Most of the time, F# is going to be pretty comparable with C# in terms of speed, or it's going to be "fast enough". If you find your code takes a long time to execute, it probably means you're using the wrong data structure or a bad algorithm. For a concrete example, read the comments on this question.
So, the code I've written is "elegant" in the sense that its concise, gives the correct results, and doesn't rely on any trickery. Unfortunately, its not very fast. For start:
it uses trial division to create a sequence of primes, when the Sieve of Eratosthenes would be much faster. [Edit: I wrote a somewhat naive version of this sieve which didn't work for numbers larger than Int32.MaxValue, so I've removed the code.]
read Wikipedia's article on the prime counting function, it'll give you pointers on calculating the first n primes as well as estimating the upper and lower bounds for the nth prime.
[Edit: I included some code with a somewhat naive implementation of a sieve of eratosthenes. It only works for inputs less than int32.MaxValue, so it probably isn't suitable for project euler.]

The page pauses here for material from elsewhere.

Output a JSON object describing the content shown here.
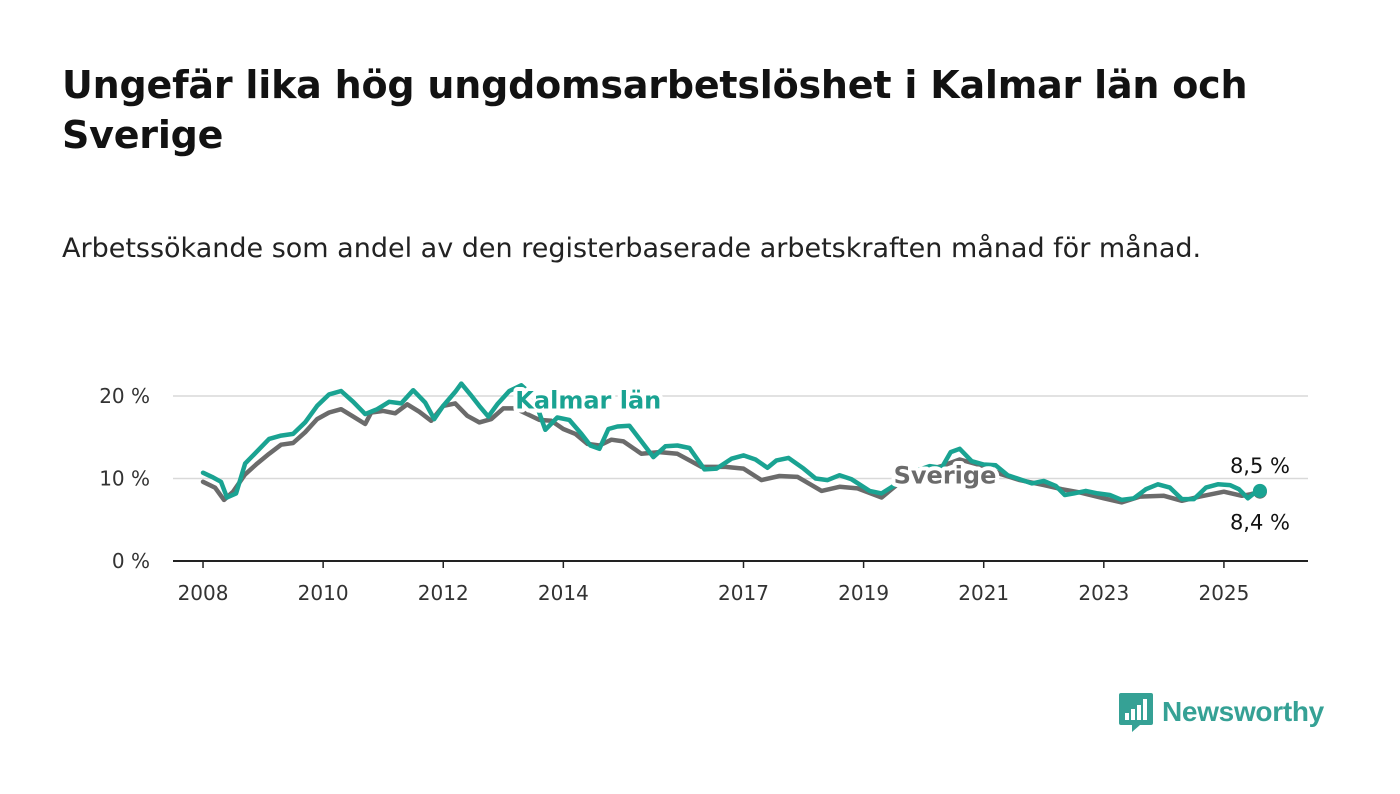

Concerning "good functional habit" or rather good practice I see three minor things. Using the yield in your sequence is a little harder to read than just filter. Unnecessary type annotations in a type inferred language leads to difficult refactoring and makes the code harder to read. Don't go overboard and try to remove every type annotation though if you're finding it difficult. Lastly making a lambda function which only takes a value to use as a temp variable reduces readability.
As far as personal style goes I prefer more spaces and only using tupled arguments when the data makes sense being grouped together.
I'd write your original code like this.
let isPrime n =
let rec check i =
i > n / 2L || (n % i <> 0L && check (i + 1L))
check 2L
let greatestPrimeFactor n =
let nextPrime prime =
seq {prime + 1L .. System.Int64.MaxValue}
|> Seq.filter isPrime
|> Seq.skipWhile (fun v -> n % v <> 0L)
|> Seq.head
let rec findNextPrimeFactor number prime =
if number = 1L then
prime
else
let p = nextPrime(prime)
findNextPrimeFactor (number / p) p
findNextPrimeFactor n 2L
Your updated code is optimal for your approach. You would have to use a different algorithm like Yin Zhu answer to go faster. I wrote a test to check to see if F# makes the "check" function tail recursive and it does.
the variable p is actually a name binding, not a variable. Using name binding is not a bad style. And it is more readable. The lazy style of nextPrime is good, and it actually prime-test each number only once during the whole program.
My Solution
let problem3 =
let num = 600851475143L
let rec findMax (n:int64) (i:int64) =
if n=i || n<i then
n
elif n%i=0L then
findMax (n/i) i
else
findMax n (i+1L)
findMax num 2L
I basically divides num from 2, 3, 4.. and don't consider any prime numbers. Because if we divides all 2 from num, then we won't be able to divide it by 4,8, etc.
on this number, my solution is quicker:
> greatestPrimeFactor 600851475143L;;
Real: 00:00:01.110, CPU: 00:00:00.702, GC gen0: 1, gen1: 1, gen2: 0
val it : int64 = 6857L
>
Real: 00:00:00.001, CPU: 00:00:00.000, GC gen0: 0, gen1: 0, gen2: 0
val problem3 : int64 = 6857L
I think that the code with the temporary binding is significantly easier to read. It's pretty unusual to create an anonymous function and then immediately apply it to a value as you do in the other case. If you really want to avoid using a temporary value, I think that the most idiomatic way to do that in F# would be to use the (|>) operator to pipe the value into the anonymous function, but I still think that this isn't quite as readable.